In simple time signatures - those that subdivide the beat by 2 - it's the note value that gets the beat. Ex...
4 (four beats per measure)
4 (quarter note gets the beat)
In compound time - those that subdivide the beat by 3 - it's the value of the subdivisions. Ex...
6 (divide this by three, 6/3 = 2, there are two beats per measure)
8 (each of the 2 beat is subdivided by three eighth notes)
Time signatures are not fractions.
Time signatures are not really math.
Time signatures are short hand signs for meters. You could replace them with any other sign. Case in point: the C
for common time or 4/4
.
After learning how to read a time signature, it's probably more practical to just recognize the commonest by memory: 2/4/,
3/4,
4/4,
3/8,
6/8,
9/8,
12/8`.
Additive time signatures like 7/8
, 5/4
, etc. are sort of "advanced" but shouldn't be too hard to deal with provided you understand simple and compound time signature.
...it will say what kind of note gets the beat, but why do I need to know that if it won't change what I'll play? Can someone show me the difference if I play something in 5/4 or 5/8...I thought that since it was a quaver note in the bottom I would count 1 and 2 and 3 and 4...; if it was 16th note in the bottom I would count 1 e and a 2 e and a 3 e and a 4...
Technically, the person at Reddit was right to say your counting aloud is wrong. If the 16th note was on the bottom, like 4/16
, then the beat count should still be "1,2,3,4" on each sixteenth note.
I think the think to keep in mind is: beats, subdivisions, beats per measure.

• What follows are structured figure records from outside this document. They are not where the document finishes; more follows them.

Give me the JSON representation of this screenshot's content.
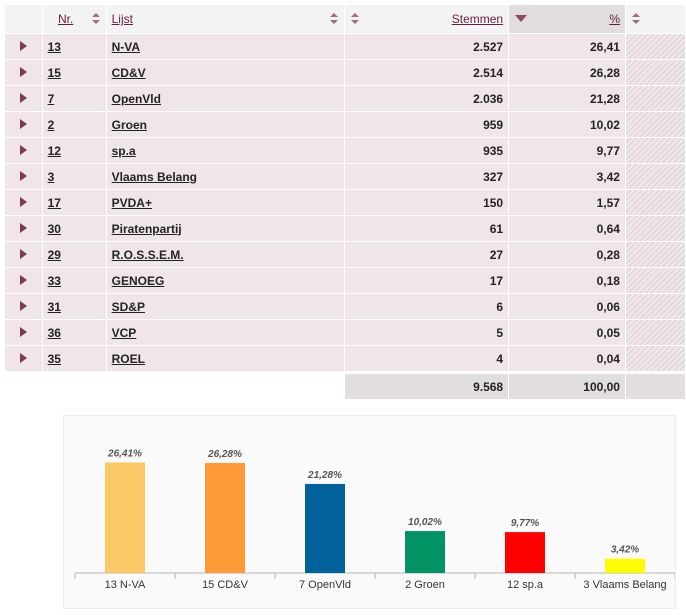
{
  "table": {
    "headers": {
      "nr": "Nr.",
      "lijst": "Lijst",
      "stemmen": "Stemmen",
      "pct": "%"
    },
    "rows": [
      {
        "nr": "13",
        "lijst": "N-VA",
        "stemmen": "2.527",
        "pct": "26,41"
      },
      {
        "nr": "15",
        "lijst": "CD&V",
        "stemmen": "2.514",
        "pct": "26,28"
      },
      {
        "nr": "7",
        "lijst": "OpenVld",
        "stemmen": "2.036",
        "pct": "21,28"
      },
      {
        "nr": "2",
        "lijst": "Groen",
        "stemmen": "959",
        "pct": "10,02"
      },
      {
        "nr": "12",
        "lijst": "sp.a",
        "stemmen": "935",
        "pct": "9,77"
      },
      {
        "nr": "3",
        "lijst": "Vlaams Belang",
        "stemmen": "327",
        "pct": "3,42"
      },
      {
        "nr": "17",
        "lijst": "PVDA+",
        "stemmen": "150",
        "pct": "1,57"
      },
      {
        "nr": "30",
        "lijst": "Piratenpartij",
        "stemmen": "61",
        "pct": "0,64"
      },
      {
        "nr": "29",
        "lijst": "R.O.S.S.E.M.",
        "stemmen": "27",
        "pct": "0,28"
      },
      {
        "nr": "33",
        "lijst": "GENOEG",
        "stemmen": "17",
        "pct": "0,18"
      },
      {
        "nr": "31",
        "lijst": "SD&P",
        "stemmen": "6",
        "pct": "0,06"
      },
      {
        "nr": "36",
        "lijst": "VCP",
        "stemmen": "5",
        "pct": "0,05"
      },
      {
        "nr": "35",
        "lijst": "ROEL",
        "stemmen": "4",
        "pct": "0,04"
      }
    ],
    "total": {
      "stemmen": "9.568",
      "pct": "100,00"
    }
  },
  "chart_data": {
    "type": "bar",
    "categories": [
      "13 N-VA",
      "15 CD&V",
      "7 OpenVld",
      "2 Groen",
      "12 sp.a",
      "3 Vlaams Belang"
    ],
    "values": [
      26.41,
      26.28,
      21.28,
      10.02,
      9.77,
      3.42
    ],
    "labels": [
      "26,41%",
      "26,28%",
      "21,28%",
      "10,02%",
      "9,77%",
      "3,42%"
    ],
    "colors": [
      "#fbc868",
      "#fd9a36",
      "#02639c",
      "#029263",
      "#fd0000",
      "#fdfd00"
    ],
    "ylim": [
      0,
      30
    ],
    "grid": false,
    "title": "",
    "xlabel": "",
    "ylabel": ""
  }
}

When using the rhythm syllables, like "1 e & a", be careful of what is a beat and what is a subdivision. There are different systems of syllables, but I think it doesn't matter much what you say as long as you keep to numbers on the beats, which is what the person a Reddit must have taken issue with in your example. Here is how I think you would count aloud for some examples...
Notice that with 5/4
the beats are subdivided by 2 so it a kind of simple meter, but in 5/8
you get beamed groups of 3 eighth notes subdividing a beat, which is like compound meters, mixed with groups of 2 eighth note subdivisions. In odd or additive meters like these the bottom number can signal the difference between simple to compound feel.
4/16
looks strange... because it is, but if you wrote it, that is how it would be counted. It's essentially common time, but you change which note values are assigned to a full beat. There probably isn't a practical reason to do this.